Spinning a PR catastrophe into a success story

From 2018 through spring of 2023, our family had a successful small farm in Bucksport, Maine. In 2029 we were forced to change our farm’s original name, Hobbit Hill Homestead. This was a serious blow after having just become popular in my local area. The word Hobbit is intellectual property, not simply a humble woodland dweller, akin to fairies and trolls, as I’d presumed.

To announce the upcoming name change, I created a poll on our Facebook page for a new farm name. The local news caught wind of the story after dozens of social media followers shared our poll. One connection can mean everything, if you know how to work it. The next day our farm was on state-wide news, then national.

Mandy Wheaton of Wheaton Mountain Farm with goats in Bucksport, Maine

The resulting article and local news station clip gave our little family farm substantial recognition in our rural area. When there isn’t much news, it’s easier to make the news. Bangor Daily News visited again that following spring to film a goat milking lesson, and frolicking goat kids.
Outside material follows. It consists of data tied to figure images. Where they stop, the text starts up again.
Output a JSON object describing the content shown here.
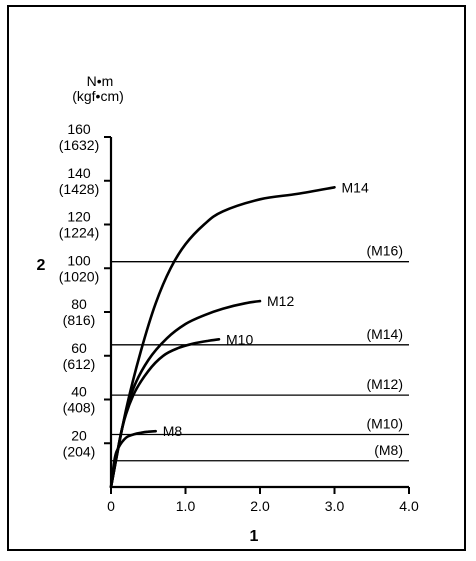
{
  "chart_data": {
    "type": "line",
    "title": "",
    "xlabel": "1",
    "ylabel": "2",
    "y_unit_line1": "N•m",
    "y_unit_line2": "(kgf•cm)",
    "xlim": [
      0,
      4.0
    ],
    "ylim": [
      0,
      160
    ],
    "x_ticks": [
      {
        "value": 0,
        "label": "0"
      },
      {
        "value": 1.0,
        "label": "1.0"
      },
      {
        "value": 2.0,
        "label": "2.0"
      },
      {
        "value": 3.0,
        "label": "3.0"
      },
      {
        "value": 4.0,
        "label": "4.0"
      }
    ],
    "y_ticks": [
      {
        "value": 20,
        "label": "20",
        "sublabel": "(204)"
      },
      {
        "value": 40,
        "label": "40",
        "sublabel": "(408)"
      },
      {
        "value": 60,
        "label": "60",
        "sublabel": "(612)"
      },
      {
        "value": 80,
        "label": "80",
        "sublabel": "(816)"
      },
      {
        "value": 100,
        "label": "100",
        "sublabel": "(1020)"
      },
      {
        "value": 120,
        "label": "120",
        "sublabel": "(1224)"
      },
      {
        "value": 140,
        "label": "140",
        "sublabel": "(1428)"
      },
      {
        "value": 160,
        "label": "160",
        "sublabel": "(1632)"
      }
    ],
    "grid": false,
    "series": [
      {
        "name": "M8",
        "x": [
          0,
          0.05,
          0.1,
          0.2,
          0.3,
          0.4,
          0.5,
          0.6
        ],
        "y": [
          0,
          13,
          18,
          22.5,
          24,
          24.8,
          25.3,
          25.5
        ]
      },
      {
        "name": "M10",
        "x": [
          0,
          0.15,
          0.3,
          0.5,
          0.7,
          0.9,
          1.1,
          1.3,
          1.45
        ],
        "y": [
          0,
          27,
          42,
          53,
          60,
          63.5,
          65.5,
          66.8,
          67.5
        ]
      },
      {
        "name": "M12",
        "x": [
          0,
          0.15,
          0.3,
          0.5,
          0.75,
          1.0,
          1.25,
          1.5,
          1.8,
          2.0
        ],
        "y": [
          0,
          27,
          45,
          58,
          68,
          74.5,
          78.5,
          81.5,
          84,
          85
        ]
      },
      {
        "name": "M14",
        "x": [
          0,
          0.2,
          0.4,
          0.6,
          0.8,
          1.0,
          1.25,
          1.5,
          2.0,
          2.5,
          3.0
        ],
        "y": [
          0,
          35,
          62,
          84,
          100,
          111,
          120,
          126,
          131.5,
          134,
          137
        ]
      }
    ],
    "reference_lines": [
      {
        "label": "(M16)",
        "y": 103
      },
      {
        "label": "(M14)",
        "y": 65
      },
      {
        "label": "(M12)",
        "y": 42
      },
      {
        "label": "(M10)",
        "y": 24
      },
      {
        "label": "(M8)",
        "y": 12
      }
    ]
  }
}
When my prices spiked, fake accounts began popping up on social media. I shared fake account screenshots and links to report them. Followers reported them in droves.

I shared fake accounts to chicken-related groups that prohibit sales by spinning it as a PSA. Organic brand recognition lead to sales via private messages shortly after posting. Each of them were sent to a landing page

One-year of intensive WordPress and WooCommerce development with automated email marketing and social media integrations. This resulted in a waitlist over 120 people wanting to buy rare breed chicken eggs for $10 an egg.

While I was working as a graphic designer in Searsport, Maine, I would drop off as many as a dozen prepaid boxes of carefully-wrapped eggs to the post office, to ship all over the US. On several occasions, I sold live chickens out of my trunk in the parking lot.

I held a one-day chicken sale when we sold our farm in June of 2023. There were several cars waiting for the advertised time by a sign and rope I’d placed across the private road the night before. Two people cut around other cars, and proceeded to take the rope down.

The former website for the farm has been turned into a digital publication, Maine Homestead Magazine, for passive ad revenue. This current project utilizes articles I’ve written to address FAQs over the years, and repurposes them, in addition to upcoming guest posts by other farms.

We decided it was time for a change following a series of tragic events in both of our families. We sold our farm for a substantial profit in five days using our Facebook page, and purchased a 44-foot catamaran to live on. After some time at sea, traveling the eastern US coast in summer of 2023, we decided the sailor’s life is not for us.

Since then, we have settled in a remote hunting cabin on 223-acres of wooded land in Maine. We have installed solar panels and a Starlink to provide consistent internet access that exceeds local speeds, and a reliable power source.